Em prisão domiciliar, executivos serão levados a julgamento no próximo mês

Ricardo Brandt

Fausto Macedo

 

A decisão do Supremo Tribunal Federal de livrar da cadeia e transferir para o regime de prisão domiciliar nove empreiteiros denunciados no bilionário esquema de corrupção e desvios na Petrobrás não vai criar obstáculos ao ritmo dos processos da Lava Jato conduzidos pelo juiz federal Sérgio Moro, avalia a força-tarefa responsável pelas investigações. Pelo cronograma, a partir de junho começam a ser expedidas as primeiras sentenças nas cinco ações penais que têm os executivos como réus.
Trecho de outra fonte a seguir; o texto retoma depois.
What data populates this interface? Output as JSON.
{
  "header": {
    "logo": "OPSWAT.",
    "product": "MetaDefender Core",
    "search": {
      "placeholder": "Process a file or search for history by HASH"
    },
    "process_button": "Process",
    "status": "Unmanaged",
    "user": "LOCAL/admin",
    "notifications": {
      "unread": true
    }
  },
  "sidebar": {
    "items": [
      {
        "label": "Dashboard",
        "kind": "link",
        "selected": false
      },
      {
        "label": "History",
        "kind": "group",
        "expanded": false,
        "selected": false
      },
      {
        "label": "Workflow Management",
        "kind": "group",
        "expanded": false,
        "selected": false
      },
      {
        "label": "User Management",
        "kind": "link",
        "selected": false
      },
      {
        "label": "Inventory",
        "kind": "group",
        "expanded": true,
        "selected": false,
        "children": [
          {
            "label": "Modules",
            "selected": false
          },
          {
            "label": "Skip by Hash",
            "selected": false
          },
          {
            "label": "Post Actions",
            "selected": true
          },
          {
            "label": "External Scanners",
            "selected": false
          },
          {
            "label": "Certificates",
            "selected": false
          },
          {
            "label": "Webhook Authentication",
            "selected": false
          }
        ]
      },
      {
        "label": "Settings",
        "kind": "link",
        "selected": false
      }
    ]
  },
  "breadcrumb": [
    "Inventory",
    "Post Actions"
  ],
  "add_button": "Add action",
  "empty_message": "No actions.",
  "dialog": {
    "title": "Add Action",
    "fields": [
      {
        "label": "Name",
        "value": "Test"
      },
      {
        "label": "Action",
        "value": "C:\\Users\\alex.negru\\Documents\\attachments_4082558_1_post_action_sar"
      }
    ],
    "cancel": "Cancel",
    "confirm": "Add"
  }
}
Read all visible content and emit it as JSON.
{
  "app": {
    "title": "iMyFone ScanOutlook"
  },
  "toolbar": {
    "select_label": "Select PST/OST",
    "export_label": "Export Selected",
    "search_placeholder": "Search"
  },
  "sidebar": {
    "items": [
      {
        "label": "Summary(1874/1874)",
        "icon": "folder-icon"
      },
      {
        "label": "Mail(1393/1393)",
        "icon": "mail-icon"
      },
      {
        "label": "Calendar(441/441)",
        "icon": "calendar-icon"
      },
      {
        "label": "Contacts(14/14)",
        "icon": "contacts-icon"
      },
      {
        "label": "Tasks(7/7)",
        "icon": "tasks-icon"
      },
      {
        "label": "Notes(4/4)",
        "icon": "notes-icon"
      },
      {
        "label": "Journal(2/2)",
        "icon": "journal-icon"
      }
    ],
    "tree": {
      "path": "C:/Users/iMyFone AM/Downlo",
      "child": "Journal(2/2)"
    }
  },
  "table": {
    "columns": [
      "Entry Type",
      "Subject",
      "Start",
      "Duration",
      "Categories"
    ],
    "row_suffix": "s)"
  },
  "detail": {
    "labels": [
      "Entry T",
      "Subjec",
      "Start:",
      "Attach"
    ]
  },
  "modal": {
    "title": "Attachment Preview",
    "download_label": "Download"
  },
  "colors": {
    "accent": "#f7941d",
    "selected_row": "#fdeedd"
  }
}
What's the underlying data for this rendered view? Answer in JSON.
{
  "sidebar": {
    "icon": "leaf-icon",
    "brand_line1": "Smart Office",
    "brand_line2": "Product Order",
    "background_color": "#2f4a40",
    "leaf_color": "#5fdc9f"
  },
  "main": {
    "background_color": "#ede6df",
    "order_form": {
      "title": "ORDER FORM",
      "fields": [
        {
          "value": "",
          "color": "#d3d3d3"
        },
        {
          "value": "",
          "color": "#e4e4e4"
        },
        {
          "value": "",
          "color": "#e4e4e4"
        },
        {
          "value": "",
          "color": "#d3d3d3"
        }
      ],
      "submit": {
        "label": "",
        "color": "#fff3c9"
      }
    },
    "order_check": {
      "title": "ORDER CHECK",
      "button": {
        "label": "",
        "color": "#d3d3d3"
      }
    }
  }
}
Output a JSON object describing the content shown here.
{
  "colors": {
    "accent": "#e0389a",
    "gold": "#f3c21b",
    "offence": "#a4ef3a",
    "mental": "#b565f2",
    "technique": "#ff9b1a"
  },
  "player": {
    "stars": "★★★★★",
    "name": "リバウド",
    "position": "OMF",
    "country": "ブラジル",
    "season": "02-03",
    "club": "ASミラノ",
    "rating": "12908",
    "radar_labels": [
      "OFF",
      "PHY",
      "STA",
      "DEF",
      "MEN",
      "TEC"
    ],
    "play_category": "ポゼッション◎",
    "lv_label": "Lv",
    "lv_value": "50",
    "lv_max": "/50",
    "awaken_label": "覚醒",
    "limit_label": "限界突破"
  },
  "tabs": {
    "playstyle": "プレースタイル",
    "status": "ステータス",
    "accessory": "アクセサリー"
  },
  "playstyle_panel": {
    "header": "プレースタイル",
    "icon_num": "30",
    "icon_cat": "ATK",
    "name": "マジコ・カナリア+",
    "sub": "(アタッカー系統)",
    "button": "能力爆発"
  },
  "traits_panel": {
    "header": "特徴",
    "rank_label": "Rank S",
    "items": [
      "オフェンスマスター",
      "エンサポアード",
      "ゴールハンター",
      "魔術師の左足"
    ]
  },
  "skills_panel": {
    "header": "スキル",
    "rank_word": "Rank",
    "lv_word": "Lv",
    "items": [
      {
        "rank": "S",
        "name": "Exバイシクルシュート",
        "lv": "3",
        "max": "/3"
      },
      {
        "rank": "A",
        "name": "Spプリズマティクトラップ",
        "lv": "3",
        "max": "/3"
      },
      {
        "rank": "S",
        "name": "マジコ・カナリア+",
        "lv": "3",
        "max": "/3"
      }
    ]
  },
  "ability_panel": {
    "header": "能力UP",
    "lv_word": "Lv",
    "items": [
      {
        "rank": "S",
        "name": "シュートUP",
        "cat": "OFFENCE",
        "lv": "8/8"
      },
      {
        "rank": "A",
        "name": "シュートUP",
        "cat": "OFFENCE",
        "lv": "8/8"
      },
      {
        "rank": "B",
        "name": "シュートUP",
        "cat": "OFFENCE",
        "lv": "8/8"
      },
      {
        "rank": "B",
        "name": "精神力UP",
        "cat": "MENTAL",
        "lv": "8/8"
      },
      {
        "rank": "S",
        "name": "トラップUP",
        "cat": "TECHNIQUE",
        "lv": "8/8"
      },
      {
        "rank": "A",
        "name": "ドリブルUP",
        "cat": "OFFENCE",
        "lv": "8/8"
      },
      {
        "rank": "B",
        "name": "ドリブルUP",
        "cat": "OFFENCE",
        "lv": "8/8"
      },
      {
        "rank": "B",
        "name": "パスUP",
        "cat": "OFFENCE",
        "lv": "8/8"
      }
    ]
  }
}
Esta semana a Justiça Federal em Curitiba dará início aos interrogatórios dos 25 dirigentes e funcionários de seis empreiteiras - Camargo Corrêa, Engevix, Galvão Engenharia, Mendes Júnior, OAS e UTC - das 16 apontadas como integrantes de um cartel nos contratos da Petrobrás dentro desse primeiro pacote de processos criminais.

 

 

Procurador Deltan Dallagnol concede coletiva sobre operação em Curitiba

Procurador Deltan Dallagnol concede coletiva sobre operação em Curitiba

 

 

As ações foram abertas em dezembro de 2014, após denuncias do Ministério Público Federal serem aceitas por Moro.

Na semana passada, o ex-diretor de Abastecimento Paulo Roberto Costa e o doleiro Alberto Youssef - delatores e peças centrais das investigações - foram os primeiros réus desses processos a serem interrogados pelo juiz. Costa confirmou o esquema de corrupção e cartel na estatal. “Nos contratos envolvendo o cartel, a propina era generalizada”, afirmou.

Na opinião dos investigadores, os executivos das empreiteiras têm pouca chance de escapar da condenação pelos crimes de corrupção ativa e lavagem de dinheiro em primeira instância. Alguns respondem ainda por formação de organização criminosa e por uso de documentos falsos.

As acusações tratam da corrupção e dos desvios comprovados pela força-tarefa em contratos apenas da Diretoria de Abastecimento - que era a cota do PP no esquema.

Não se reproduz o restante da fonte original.